Spalony posterunek policji, zabity policjant, splądrowany areszt i stu więźniów na wolności - to bilans całodziennych antyprezydenckich protestów w Sucre na południu Boliwii.
Sucre na cały dzień zamieniło się w pole bitwy. Na ulicach setki uzbrojonych w kije i kamienie demonstrantów stanęły na przeciwko strzelającej gumowymi kulami i gazem łzawiącym policji.
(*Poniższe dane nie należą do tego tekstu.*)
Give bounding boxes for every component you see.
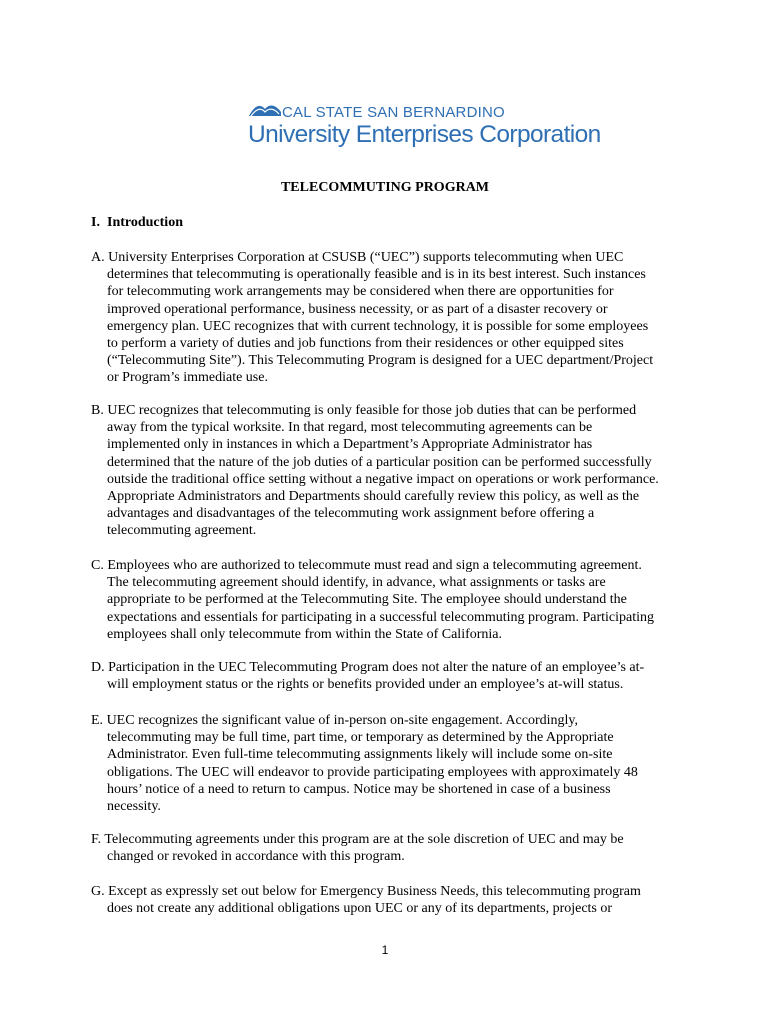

Agresywni demonstranci protestowali przeciwko zmianom w konstytucji wprowadzonym przez zwolenników lewicowego prezydenta Evo Moralesa. Według zwolenników głowy państwa, poprawki spowodują, że dotychczas dyskryminowani politycznie boliwijscy Indianie zyskają więcej władzy. Morales sam jest z pochodzenia Indianinem.
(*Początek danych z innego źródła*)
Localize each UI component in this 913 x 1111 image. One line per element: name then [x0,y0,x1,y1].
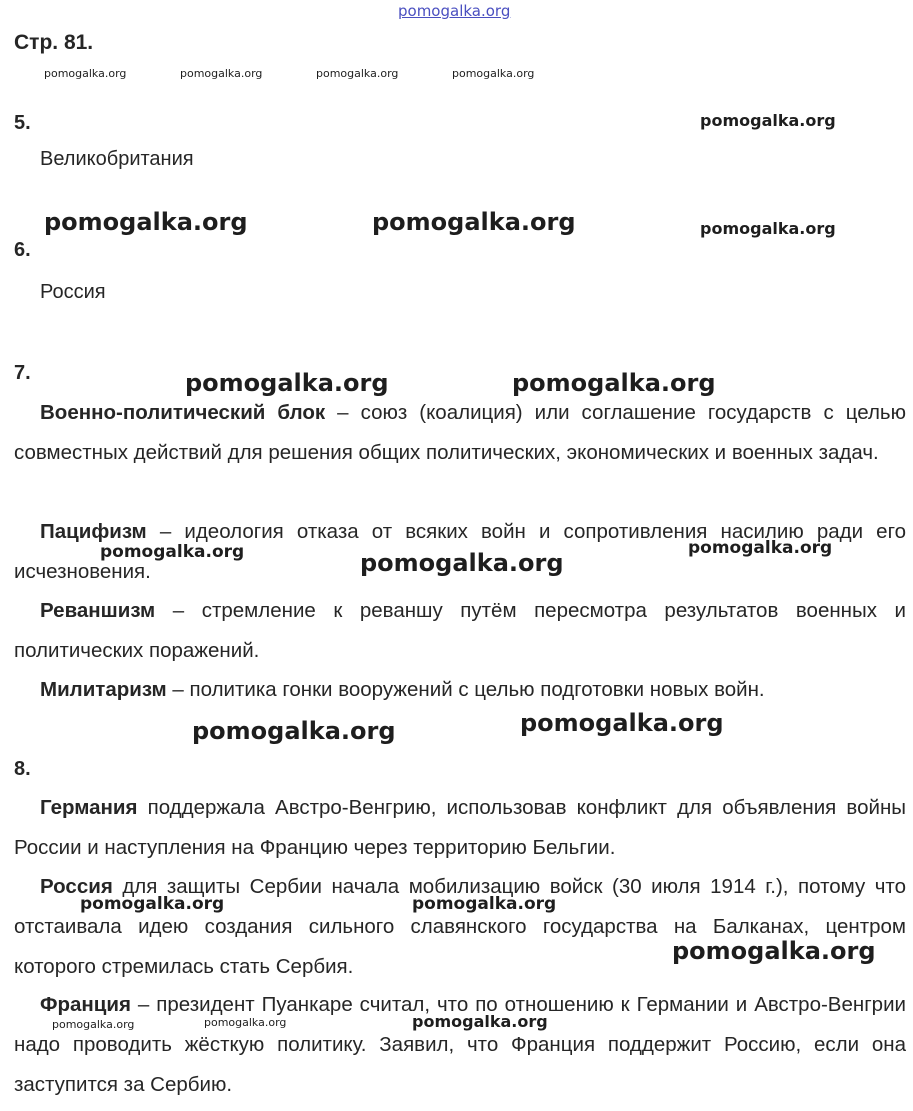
watermark: pomogalka.org [44,67,127,80]
term: Военно-политический блок [40,401,326,424]
definition-military-bloc [14,393,906,473]
section-5-answer: Великобритания [40,148,194,170]
watermark: pomogalka.org [452,67,535,80]
watermark: pomogalka.org [204,1016,287,1029]
term: Пацифизм [40,520,147,543]
definition-revanchism [14,591,906,671]
watermark: pomogalka.org [52,1018,135,1031]
country-germany [14,788,906,868]
section-6-number: 6. [14,239,31,261]
term: Милитаризм [40,678,167,701]
watermark: pomogalka.org [372,208,576,236]
watermark: pomogalka.org [100,542,245,562]
section-8-number: 8. [14,758,31,780]
watermark: pomogalka.org [44,208,248,236]
section-5-number: 5. [14,112,31,134]
term: Реваншизм [40,599,156,622]
watermark: pomogalka.org [672,937,876,965]
watermark-link[interactable]: pomogalka.org [398,2,511,20]
country-russia [14,867,906,987]
watermark: pomogalka.org [360,549,564,577]
definition-text: – идеология отказа от всяких войн и сопротивления насилию ради его исчезновения. [14,520,906,583]
term: Франция [40,993,131,1016]
watermark: pomogalka.org [185,369,389,397]
watermark: pomogalka.org [412,894,557,914]
definition-text: – союз (коалиция) или соглашение государств с целью совместных действий для решения общих политических, экономических и военных задач. [14,401,906,464]
country-text: – президент Пуанкаре считал, что по отношению к Германии и Австро-Венгрии надо проводить жёсткую политику. Заявил, что Франция поддержит Россию, если она заступится за Сербию. [14,993,906,1096]
watermark: pomogalka.org [192,717,396,745]
section-6-answer: Россия [40,281,106,303]
watermark: pomogalka.org [688,538,833,558]
country-text: поддержала Австро-Венгрию, использовав конфликт для объявления войны России и наступления на Францию через территорию Бельгии. [14,796,906,859]
watermark: pomogalka.org [180,67,263,80]
definition-militarism [14,670,906,710]
page-title: Стр. 81. [14,31,94,54]
term: Германия [40,796,138,819]
definition-text: – стремление к реваншу путём пересмотра результатов военных и политических поражений. [14,599,906,662]
watermark: pomogalka.org [700,219,836,238]
watermark: pomogalka.org [316,67,399,80]
watermark: pomogalka.org [700,111,836,130]
watermark: pomogalka.org [520,709,724,737]
country-france [14,985,906,1105]
term: Россия [40,875,113,898]
watermark: pomogalka.org [512,369,716,397]
section-7-number: 7. [14,362,31,384]
country-text: для защиты Сербии начала мобилизацию войск (30 июля 1914 г.), потому что отстаивала идею создания сильного славянского государства на Балканах, центром которого стремилась стать Сербия. [14,875,906,978]
watermark: pomogalka.org [80,894,225,914]
definition-text: – политика гонки вооружений с целью подготовки новых войн. [166,678,765,701]
watermark: pomogalka.org [412,1012,548,1031]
Zmianom sprzeciwia się prawica, która oskarża deputowanych o uleganie naciskom populisty Moralesa, którego oskarża o dążenie do stworzenia w Boliwii dyktatorskiego systemu na wzór Kuby Fidela Castro. Prawicowi posłowie, domagający się z kolei większej władzy dla regionów, zbojkotowali głosowanie nad poprawkami.